The Janus Case Could Change All That

The case now teed up for SCOTUS review actually has its origins in 2015, when Illinois Governor Bruce Rauner brought a legal action in federal court contending that the agency shop fees paid by Illinois state employees were unconstitutional. Mark Janus, a child support specialist for the Illinois Department of Healthcare and Family Services who is forced to pay $44 a month to the American Federation of State, County and Municipal Employees (AFSCME) union, joined the suit as a plaintiff.

Although a judge soon dismissed Rauner’s lawsuit because he was not forced to pay the fees himself, Janus’s legal challenge continued and wound its way all the way up to the Supreme Court. Today, the Court accepted the case for review and will soon hear arguments in the case. A decision could be expected in early 2018.

How Might This Decision Impact Employers?

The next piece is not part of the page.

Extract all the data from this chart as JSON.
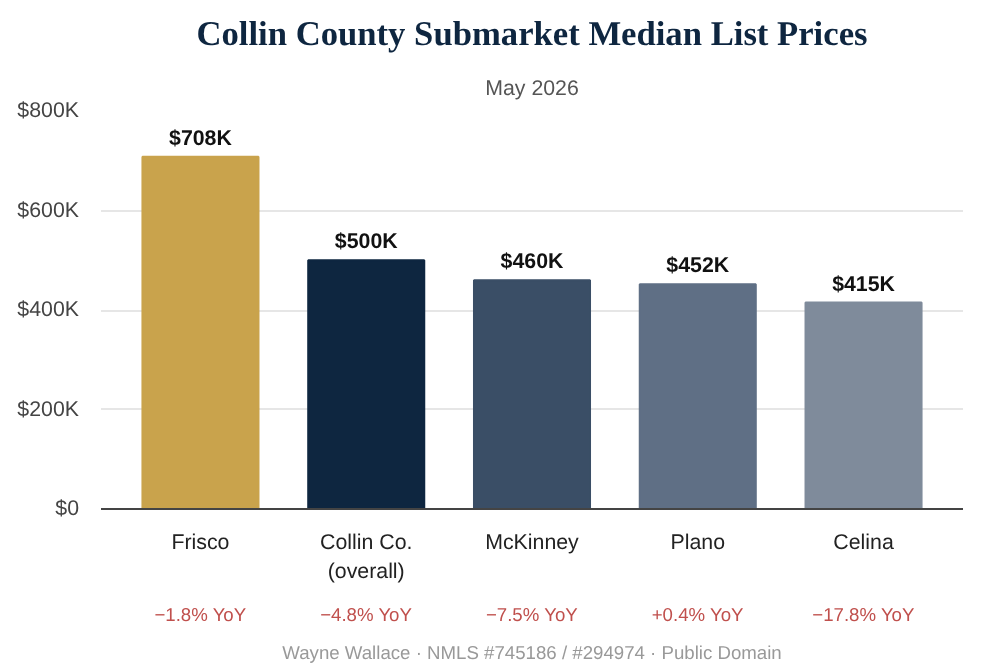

If the Court can muster a majority of votes to disturb the valuable revenue stream enjoyed by public sector unions in agency shop states, many public sector unions will have to take significant steps to survive, including possible reduction-in-force and operational restructuring plans. But the decision could have more widespread implications down the road. Public sector unions may find it difficult to fund a variety of worker advocacy positions they currently support, including the development and backing of statutory and regulatory initiatives across the country.

What Do We Do Now?

At this point, no response or follow-up action is required from public sector employers. In fact, public sector employers would be wise to not comment to union leaders or speak publicly regarding today’s action. Any statements could be misconstrued and used against you if you are currently in negotiations or dealing with some level of union unrest. Instead, employers are cautioned to have patience and wait for this case to play out to a final conclusion before making any moves.

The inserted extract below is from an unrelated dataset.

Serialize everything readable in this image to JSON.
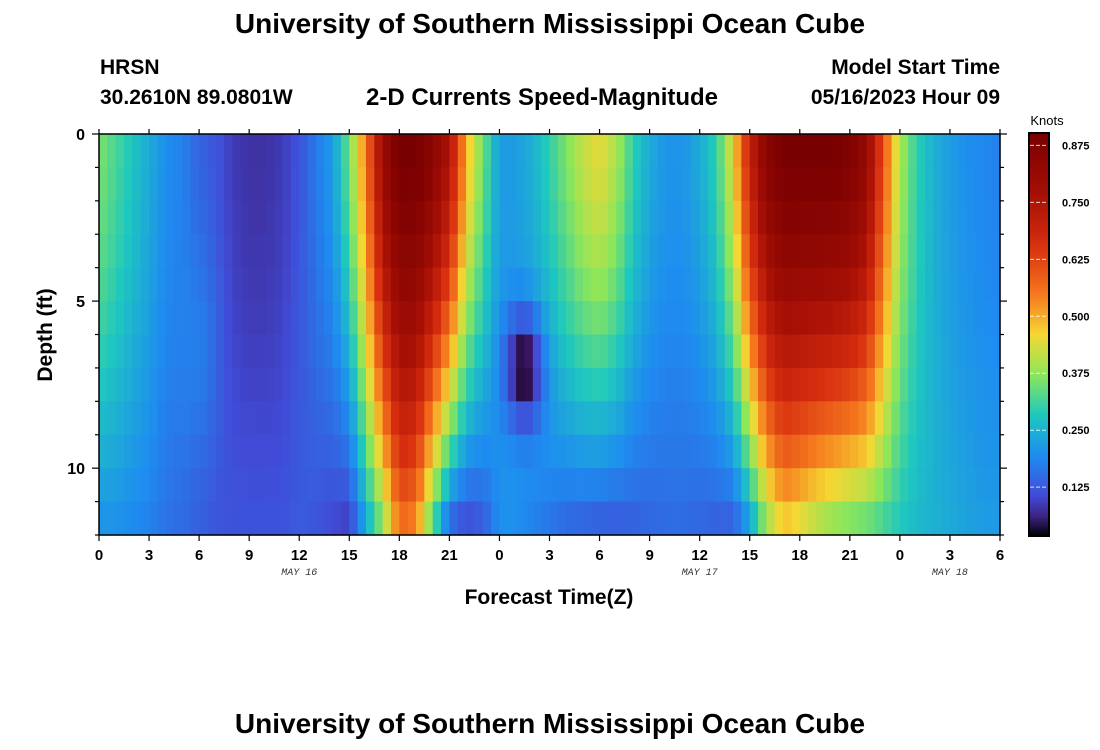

This case is just one of several high-profile Supreme Court labor and employment cases to be heard this term. Others include:

  • Lewis v. Epic Systems Corp.The Court will decide whether mandatory class and collective action waivers are permissible, allowing employers to avoid costly litigation in favor of individual arbitration proceedings.
  • Masterpiece Cakeshop, Ltd. v. Colorado Civil Rights Commission – The Court will determine whether Colorado's public accommodations law requires the owner of Masterpiece Cakeshop, Ltd. to “create expression” – make a cake for a same-sex wedding – causing what the bakers believe would a violation of their free speech and free exercise rights under the First Amendment.
  • Encino Motorcars, LLC v. Navarro – The Court will once again determine whether an automobile dealership’s service advisors are exempt from the Fair Labor Standards Act’s overtime requirements.
  • Trump v. International Refugee Assistance Project – The Court could examine the merits of President Trump’s Executive Order No. 13780, “Protecting the Nation from Foreign Terrorist Entry Into the United States,” and issue a definitive ruling upholding the executive order, striking it down, or finding a compromise, although the case has been taken off the oral argument calendar given the third version of the travel ban now in place.
  • Hamer v. Neighborhood Housing Services of Chicago – At issue is whether federal appellate rules permit a lower court to extend appeals court deadlines in an employment discrimination setting.
  • Artis v. District of Columbia – The SCOTUS will decide whether a tolling provision suspends the statute of limitations clock on a state whistleblower claim while the claim is pending and for 30 days after the claim is dismissed, or whether the tolling provision merely provides 30 days beyond the dismissal for the plaintiff to refile.
  • Digital Realty Trust v. Somers – The decision in this case will resolve whether the Dodd-Frank Wall Street Reform and Consumer Protection Act of 2010 protects whistleblowers who have not reported alleged misconduct to the U.S. Securities and Exchange Commission (SEC).